ちはるちゃんが教えてくれたもの

第12回 2008年度 受賞作品
入賞作品
作者名:中村香子
所属企業:㈱三省堂書店 そごう千葉店

記事(紹介文)


 書店で児童書売り場を担当していると売り場に置いてけぼりをくっているものをよく見かける。それは違う場所にあったはずの本だったり、本に挟まれているはずのスリップだったり、ウルトマンの人形だったりするのだが、それと同じくらいの確率で見かけるものがある。それは迷子である。売り場に取り残された彼らは他のなにより自己主張が激しいため、すぐに目を付く。先日も1人、迷子を見つけた。
 彼女の名前はちはるちゃん。小学校1年生で、くりっとした目とおさげの髪がかわいらしい女の子だった。おばあちゃんと買い物に来てはぐれてしまったという。「今放送でおばあちゃん呼んだからね。それまでご本読んで待ってようか?」 提案すると彼女は少しだけ落ち着き、頷いた。私はちはるちゃんのために、女の子に人気のあるプリンセスやバレリーナなどの可愛い絵本を見繕った。しかし、喜んでくれると思っていた彼女の反応は意外なものだった。
 「あんまりすきじゃない」、そう呟き、彼女は興味なさそうにページをめくる。私はおや、と思った。女の子はきらきらした可愛いものを好むと思っていたし、実際それらは店頭でも女の子たちに人気のある絵本だったからである。
 保護者を待つ間迷子に読ませるだけだし、その本で我慢してもらうのでもよかったのだが、本屋である以上、お客様が心から気に入ったものを提供したい。今度はあたたかみのある絵が特徴の動物の絵本を持ってきたが彼女の返答はまたしても「あんまりすきじゃない」。今度はページを開こうともしてくれない。彼女は一体どういう本がすきなのだろうか?
 「ちはるちゃんはさっきまで、何を読んでいたのかな?」 目線を合わせて私が尋ねると、彼女は「おばけやしきのえほん。とびだすやつ」と答えた。お化け屋敷の飛び出す絵本といえば、確かに平積みなってはいるが、読んでいるのはもっぱら男の子たちである。女の子が読むには意外に思えたが私は心細そうな顔をしている彼女に笑ってほしかった。再び持ってきた絵本に、彼女は喜んで手を伸ばした。「これ、もってる」といいながら、ページを開いて私に説明してくれた。中身をまじまじと見たのは初めてだったので、私はちはるちゃんと一緒にその本を楽しんだ。
「ここに猫がいて、ここにはUFOがいて…」
「本当だね、いっぱいいろいろな仕掛けがあるんだね」
「そうだよ。しらなかったの?」
「うん、おねえちゃんこれ読んだことなかったよ」
「おみせのひとなのに、へんなのー」
 彼女は楽しそうに笑った。ようやく見れた彼女の笑顔に、私も嬉しくなった。そして2人で読むこと19分。3冊目に入る辺りで、おばあちゃんが彼女を迎えに来た。絵本を投げ出す勢いでおばあちゃんに抱きついた彼女の目には涙が光っていた。

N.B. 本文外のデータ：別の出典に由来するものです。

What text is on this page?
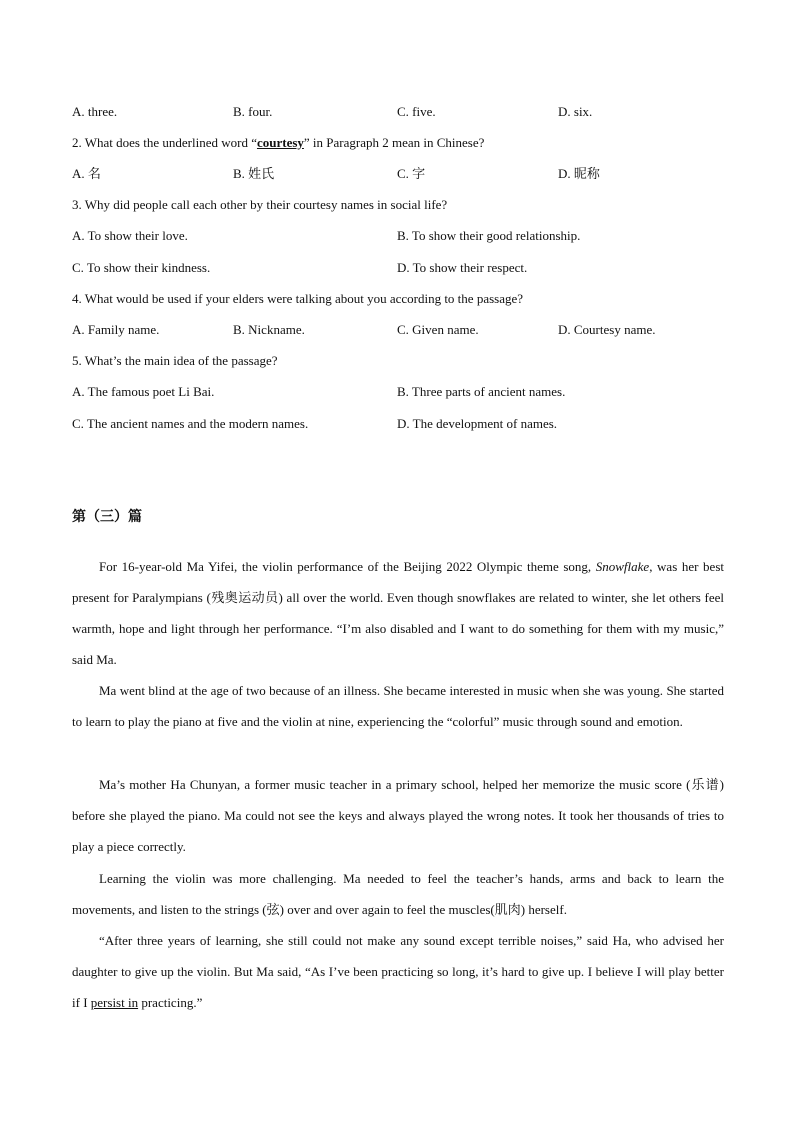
A. three.	B. four.	C. five.	D. six.
2. What does the underlined word “courtesy” in Paragraph 2 mean in Chinese?
A. 名	B. 姓氏	C. 字	D. 昵称
3. Why did people call each other by their courtesy names in social life?
A. To show their love.	B. To show their good relationship.
C. To show their kindness.	D. To show their respect.
4. What would be used if your elders were talking about you according to the passage?
A. Family name.	B. Nickname.	C. Given name.	D. Courtesy name.
5. What’s the main idea of the passage?
A. The famous poet Li Bai.	B. Three parts of ancient names.
C. The ancient names and the modern names.	D. The development of names.
第（三）篇
For 16-year-old Ma Yifei, the violin performance of the Beijing 2022 Olympic theme song, Snowflake, was her best present for Paralympians (残奥运动员) all over the world. Even though snowflakes are related to winter, she let others feel warmth, hope and light through her performance. “I’m also disabled and I want to do something for them with my music,” said Ma.
Ma went blind at the age of two because of an illness. She became interested in music when she was young. She started to learn to play the piano at five and the violin at nine, experiencing the “colorful” music through sound and emotion.
Ma’s mother Ha Chunyan, a former music teacher in a primary school, helped her memorize the music score (乐谱) before she played the piano. Ma could not see the keys and always played the wrong notes. It took her thousands of tries to play a piece correctly.
Learning the violin was more challenging. Ma needed to feel the teacher’s hands, arms and back to learn the movements, and listen to the strings (弦) over and over again to feel the muscles(肌肉) herself.
“After three years of learning, she still could not make any sound except terrible noises,” said Ha, who advised her daughter to give up the violin. But Ma said, “As I’ve been practicing so long, it’s hard to give up. I believe I will play better if I persist in practicing.”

やはり心は不安でいっぱいだったのだろう。ひとしきり彼女を宥めた後で、私は2人のために事務所の扉を開いた。頭を下げ、安堵した表情を見せるおばあちゃんと手をつなぎ、ちはるちゃんは歩き出す。「また来てね」と小さく声をかけると、彼女はくるりと私を振り返った。そして、小さく手を振ってくれたのである。

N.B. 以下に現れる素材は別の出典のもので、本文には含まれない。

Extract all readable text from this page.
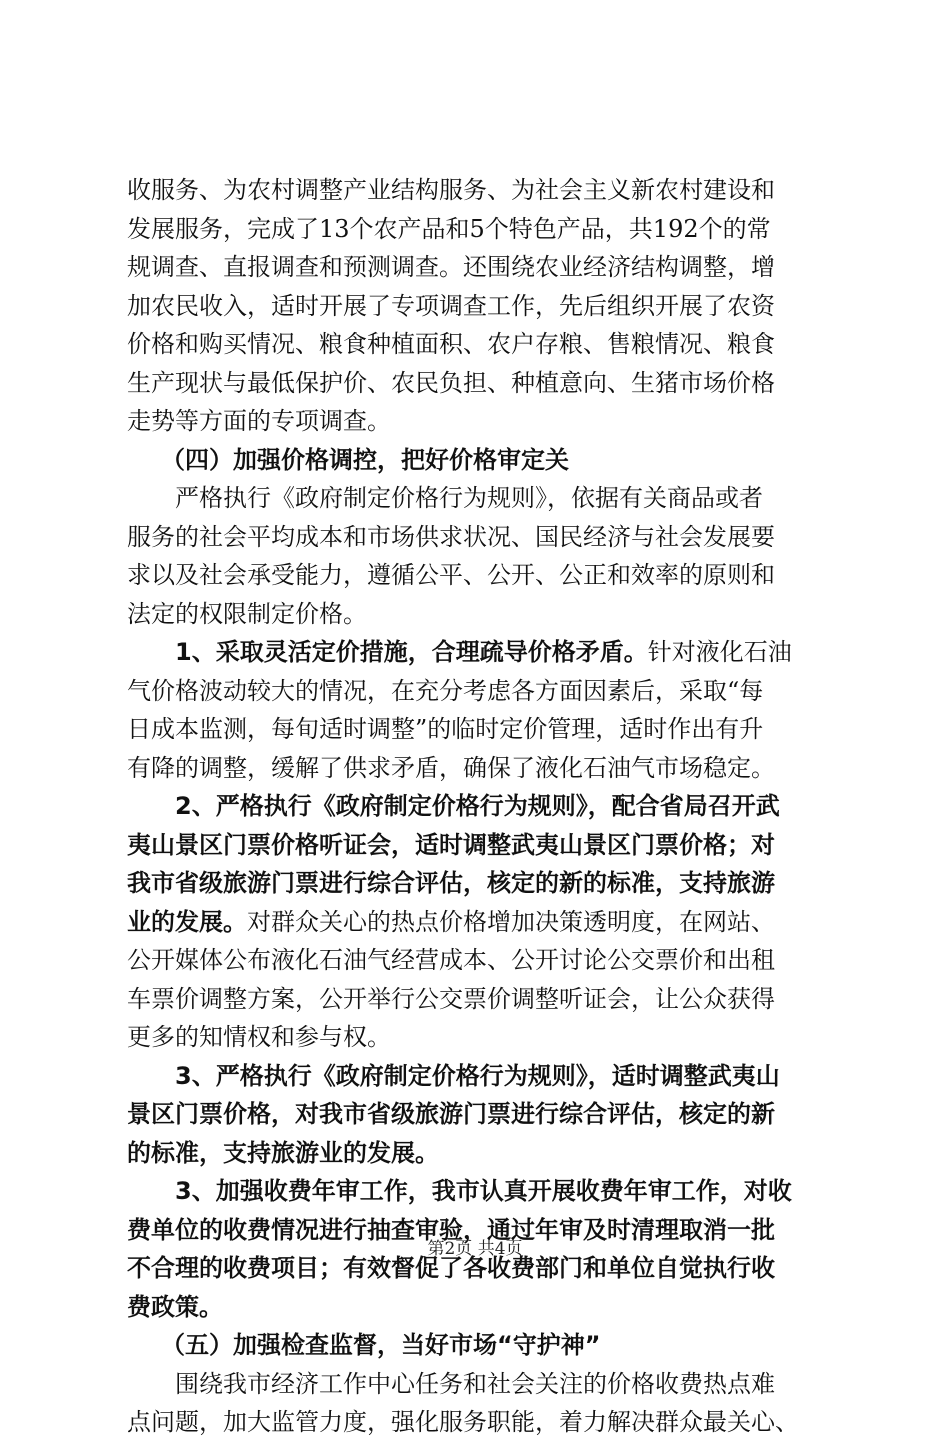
收服务、为农村调整产业结构服务、为社会主义新农村建设和
发展服务，完成了13个农产品和5个特色产品，共192个的常
规调查、直报调查和预测调查。还围绕农业经济结构调整，增
加农民收入，适时开展了专项调查工作，先后组织开展了农资
价格和购买情况、粮食种植面积、农户存粮、售粮情况、粮食
生产现状与最低保护价、农民负担、种植意向、生猪市场价格
走势等方面的专项调查。
（四）加强价格调控，把好价格审定关
严格执行《政府制定价格行为规则》，依据有关商品或者
服务的社会平均成本和市场供求状况、国民经济与社会发展要
求以及社会承受能力，遵循公平、公开、公正和效率的原则和
法定的权限制定价格。
1、采取灵活定价措施，合理疏导价格矛盾。针对液化石油
气价格波动较大的情况，在充分考虑各方面因素后，采取“每
日成本监测，每旬适时调整”的临时定价管理，适时作出有升
有降的调整，缓解了供求矛盾，确保了液化石油气市场稳定。
2、严格执行《政府制定价格行为规则》，配合省局召开武
夷山景区门票价格听证会，适时调整武夷山景区门票价格；对
我市省级旅游门票进行综合评估，核定的新的标准，支持旅游
业的发展。对群众关心的热点价格增加决策透明度，在网站、
公开媒体公布液化石油气经营成本、公开讨论公交票价和出租
车票价调整方案，公开举行公交票价调整听证会，让公众获得
更多的知情权和参与权。
3、严格执行《政府制定价格行为规则》，适时调整武夷山
景区门票价格，对我市省级旅游门票进行综合评估，核定的新
的标准，支持旅游业的发展。
3、加强收费年审工作，我市认真开展收费年审工作，对收
费单位的收费情况进行抽查审验，通过年审及时清理取消一批
不合理的收费项目；有效督促了各收费部门和单位自觉执行收
费政策。
（五）加强检查监督，当好市场“守护神”
围绕我市经济工作中心任务和社会关注的价格收费热点难
点问题，加大监管力度，强化服务职能，着力解决群众最关心、
第2页 共4页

 営業時間中の、小さな小さな出来事だったが、彼女は私にいろいろなことを教えてくれた。男女の先入観は捨てること。(お化け屋敷の絵本を少し女の子向けの平台に近づけてみたら、店頭で読んでいる女の子が増えた)次に、担当ジャンルの本はどんなものでも一度は目を通すこと。(例え読んでいなくても、お客様から聞かれたら一緒に楽しむこと)
 そして、どんな状況でも、お客様に楽しんでもらうのが本屋の役目であること。
 またどうぞお越しくださいませ。私は手をつなぐ2つの背中に、心から頭を下げた。